Russian editor fired over use of Beslan hostage photos

LONDON - The editor of one of Russia's oldest newspapers, Izvestia, has been fired over publication of pictures of wounded and dead children from the three-day school hostage drama in Beslan.

According to sources in the Russian media, the firing of respected editor Raf Shakirov was initiated by the Kremlin, which was infuriated by newspaper coverage of the Beslan hostage drama.

Speaking to Radio Free Europe, Shakirov said that the newspaper's owner, Prof-Media company, was displeased with how Izvestia covered the tragedy, which saw Muslim Chechen terrorists take more than 1,000 children and teachers hostage.

On Saturday, Izvestia ran photos of some of the the 350 victims, some of whom were shot in the back by terrorists, and questioned the authorities' handling of the crisis, which has come in for widespread criticism.

Investors found the Saturday issue of Izvestia "too emotional and poster-style", he said.

Izvestia published some of the most thorough, probing accounts of the crisis, and it was one of the earliest Russian media outlets to doubt the government's estimate that about 350 hostages were being held captive in the school.

On Saturday, a spokesperson for the regional government in North Ossetia, where the hostage-taking occurred, said that 1,181 hostages had been squeezed into the school.

During the crisis, state-owned Russian media tried to ignore what was going on.

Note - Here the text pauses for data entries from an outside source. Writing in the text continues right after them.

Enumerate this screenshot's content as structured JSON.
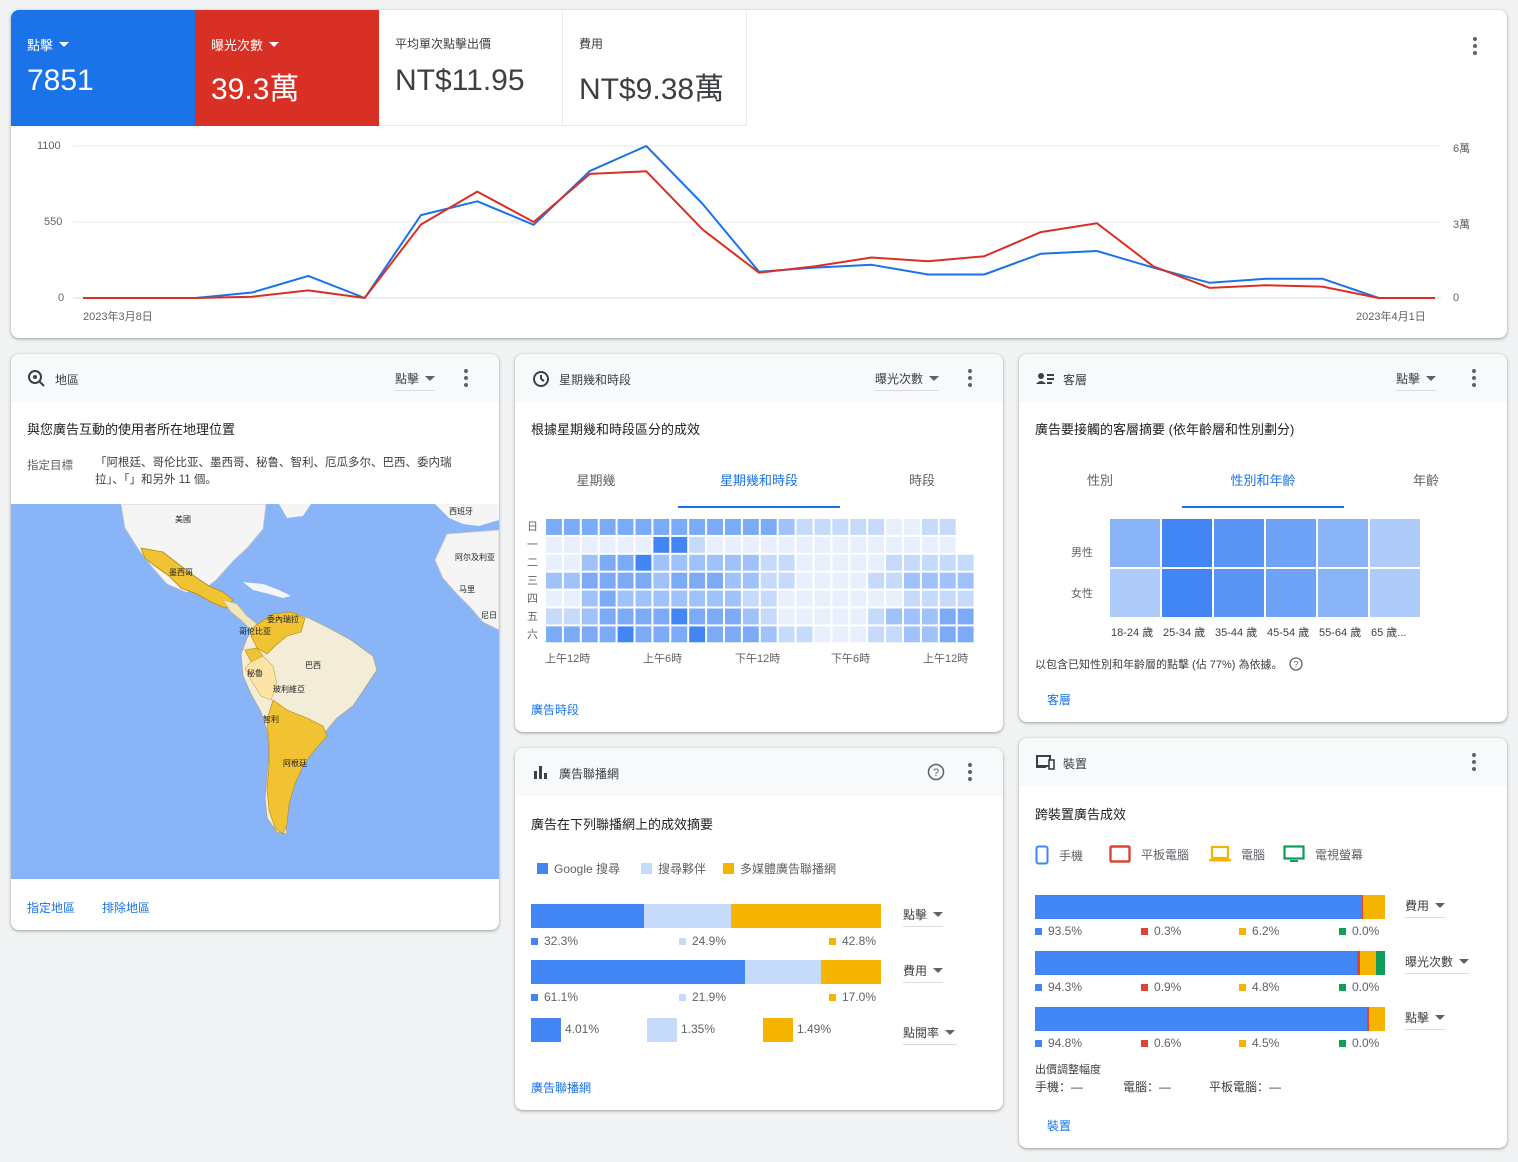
{
  "summary": {
    "metrics": [
      {
        "label": "點擊",
        "value": "7851",
        "color": "#1a73e8",
        "dropdown": true
      },
      {
        "label": "曝光次數",
        "value": "39.3萬",
        "color": "#d93025",
        "dropdown": true
      },
      {
        "label": "平均單次點擊出價",
        "value": "NT$11.95",
        "color": "#ffffff",
        "dropdown": false
      },
      {
        "label": "費用",
        "value": "NT$9.38萬",
        "color": "#ffffff",
        "dropdown": false
      }
    ]
  },
  "chart_data": {
    "type": "line",
    "x_labels": [
      "2023年3月8日",
      "2023年4月1日"
    ],
    "y_left_ticks": [
      "0",
      "550",
      "1100"
    ],
    "y_right_ticks": [
      "0",
      "3萬",
      "6萬"
    ],
    "ylim_left": [
      0,
      1100
    ],
    "ylim_right": [
      0,
      60000
    ],
    "series": [
      {
        "name": "點擊",
        "axis": "left",
        "color": "#1a73e8",
        "values": [
          0,
          0,
          0,
          40,
          160,
          0,
          600,
          700,
          530,
          920,
          1100,
          680,
          190,
          220,
          240,
          170,
          170,
          320,
          340,
          220,
          110,
          140,
          140,
          0,
          0
        ]
      },
      {
        "name": "曝光次數",
        "axis": "right",
        "color": "#d93025",
        "values": [
          0,
          0,
          0,
          500,
          3000,
          0,
          29000,
          42000,
          30000,
          49000,
          50000,
          27000,
          10000,
          12500,
          16000,
          14500,
          16500,
          26000,
          29500,
          12500,
          4000,
          5000,
          4500,
          0,
          0
        ]
      }
    ]
  },
  "region": {
    "title": "地區",
    "dropdown": "點擊",
    "subtitle": "與您廣告互動的使用者所在地理位置",
    "target_label": "指定目標",
    "target_value": "「阿根廷、哥伦比亚、墨西哥、秘鲁、智利、厄瓜多尔、巴西、委内瑞拉」、「」和另外 11 個。",
    "map_labels": {
      "usa": "美國",
      "spain": "西班牙",
      "algeria": "阿尔及利亚",
      "mali": "马里",
      "niger": "尼日",
      "mexico": "墨西哥",
      "venezuela": "委內瑞拉",
      "colombia": "哥伦比亚",
      "peru": "秘魯",
      "brazil": "巴西",
      "bolivia": "玻利維亞",
      "chile": "智利",
      "argentina": "阿根廷"
    },
    "link_targeted": "指定地區",
    "link_excluded": "排除地區"
  },
  "dayparts": {
    "title": "星期幾和時段",
    "dropdown": "曝光次數",
    "subtitle": "根據星期幾和時段區分的成效",
    "tabs": [
      "星期幾",
      "星期幾和時段",
      "時段"
    ],
    "active_tab": 1,
    "days": [
      "日",
      "一",
      "二",
      "三",
      "四",
      "五",
      "六"
    ],
    "hour_labels": [
      "上午12時",
      "上午6時",
      "下午12時",
      "下午6時",
      "上午12時"
    ],
    "heat": [
      [
        4,
        4,
        4,
        4,
        4,
        4,
        4,
        4,
        4,
        4,
        4,
        4,
        4,
        3,
        2,
        2,
        2,
        2,
        2,
        1,
        1,
        2,
        2,
        0
      ],
      [
        1,
        1,
        1,
        1,
        1,
        1,
        5,
        5,
        2,
        1,
        1,
        1,
        1,
        1,
        1,
        1,
        1,
        1,
        1,
        1,
        1,
        1,
        1,
        0
      ],
      [
        1,
        1,
        3,
        4,
        4,
        5,
        3,
        3,
        3,
        3,
        3,
        3,
        2,
        2,
        1,
        1,
        1,
        1,
        1,
        2,
        2,
        2,
        2,
        2
      ],
      [
        3,
        3,
        4,
        4,
        4,
        4,
        3,
        4,
        4,
        4,
        3,
        3,
        2,
        2,
        1,
        1,
        1,
        1,
        2,
        2,
        3,
        3,
        3,
        3
      ],
      [
        1,
        1,
        3,
        4,
        3,
        3,
        3,
        3,
        3,
        3,
        3,
        2,
        2,
        1,
        1,
        1,
        1,
        1,
        1,
        1,
        2,
        2,
        2,
        2
      ],
      [
        2,
        2,
        3,
        4,
        4,
        4,
        4,
        5,
        4,
        4,
        4,
        3,
        2,
        1,
        1,
        1,
        1,
        1,
        2,
        3,
        3,
        3,
        4,
        4
      ],
      [
        4,
        4,
        4,
        4,
        5,
        4,
        4,
        4,
        5,
        4,
        4,
        4,
        3,
        2,
        2,
        1,
        1,
        1,
        2,
        2,
        3,
        3,
        4,
        4
      ]
    ],
    "link": "廣告時段"
  },
  "audience": {
    "title": "客層",
    "dropdown": "點擊",
    "subtitle": "廣告要接觸的客層摘要 (依年齡層和性別劃分)",
    "tabs": [
      "性別",
      "性別和年齡",
      "年齡"
    ],
    "active_tab": 1,
    "rows": [
      "男性",
      "女性"
    ],
    "age_labels": [
      "18-24 歲",
      "25-34 歲",
      "35-44 歲",
      "45-54 歲",
      "55-64 歲",
      "65 歲..."
    ],
    "heat": [
      [
        2,
        5,
        4,
        3,
        2,
        1
      ],
      [
        1,
        5,
        4,
        3,
        2,
        1
      ]
    ],
    "note": "以包含已知性別和年齡層的點擊 (佔 77%) 為依據。",
    "link": "客層"
  },
  "networks": {
    "title": "廣告聯播網",
    "subtitle": "廣告在下列聯播網上的成效摘要",
    "legend": [
      {
        "label": "Google 搜尋",
        "color": "#4285f4"
      },
      {
        "label": "搜尋夥伴",
        "color": "#c6dafc"
      },
      {
        "label": "多媒體廣告聯播網",
        "color": "#f4b400"
      }
    ],
    "rows": [
      {
        "metric": "點擊",
        "values": [
          32.3,
          24.9,
          42.8
        ],
        "labels": [
          "32.3%",
          "24.9%",
          "42.8%"
        ]
      },
      {
        "metric": "費用",
        "values": [
          61.1,
          21.9,
          17.0
        ],
        "labels": [
          "61.1%",
          "21.9%",
          "17.0%"
        ]
      }
    ],
    "ctr_row": {
      "metric": "點閱率",
      "labels": [
        "4.01%",
        "1.35%",
        "1.49%"
      ]
    },
    "link": "廣告聯播網"
  },
  "devices": {
    "title": "裝置",
    "subtitle": "跨裝置廣告成效",
    "legend": [
      {
        "label": "手機",
        "color": "#4285f4",
        "icon": "phone-icon"
      },
      {
        "label": "平板電腦",
        "color": "#db4437",
        "icon": "tablet-icon"
      },
      {
        "label": "電腦",
        "color": "#f4b400",
        "icon": "computer-icon"
      },
      {
        "label": "電視螢幕",
        "color": "#0f9d58",
        "icon": "tv-icon"
      }
    ],
    "rows": [
      {
        "metric": "費用",
        "values": [
          93.5,
          0.3,
          6.2,
          0.0
        ],
        "labels": [
          "93.5%",
          "0.3%",
          "6.2%",
          "0.0%"
        ]
      },
      {
        "metric": "曝光次數",
        "values": [
          94.3,
          0.9,
          4.8,
          0.0
        ],
        "tv_visible": 2.5,
        "labels": [
          "94.3%",
          "0.9%",
          "4.8%",
          "0.0%"
        ]
      },
      {
        "metric": "點擊",
        "values": [
          94.8,
          0.6,
          4.5,
          0.0
        ],
        "labels": [
          "94.8%",
          "0.6%",
          "4.5%",
          "0.0%"
        ]
      }
    ],
    "bid_adj_title": "出價調整幅度",
    "bid_adj": [
      {
        "label": "手機：—"
      },
      {
        "label": "電腦：—"
      },
      {
        "label": "平板電腦：—"
      }
    ],
    "link": "裝置"
  }
}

On Friday, when the drama was coming to an end, two of the main state-owned Russian TV channels did not interrupt their regular programming.

Channel One and Rossia continued showing a film and a documentary respectively while CNN, the BBC and EuroNews were broadcasting live pictures of children in their underwear, covered in blood, running through the streets of Beslan. CNN and the BBC ran live footage almost an hour before the news got to the main state channels in Russia.

Oleg Panfilov, director of the Center for Journalism in Extreme Situations, told The Moscow Times: "The only chance for Russians to understand what was going on was Ekho Moskvy or the internet. Our media were unable to fulfill their job."

Shakirov said that he wanted to represent what the situation meant to Russia. He compared the tragedy with when Hitler's Germany attacked the Soviet Union.

Shakirov is a well-respected editor within the Russian media. In 1997, he became editor-in-chief of the Kommersant-Daily newspaper. However, in March 1999, he was dismissed in connection with an article criticising the then Russian prime minister, Yevgeny Primakov.

Izvestia was founded at the birth of the Russian revolution in 1917 in St Petersburg.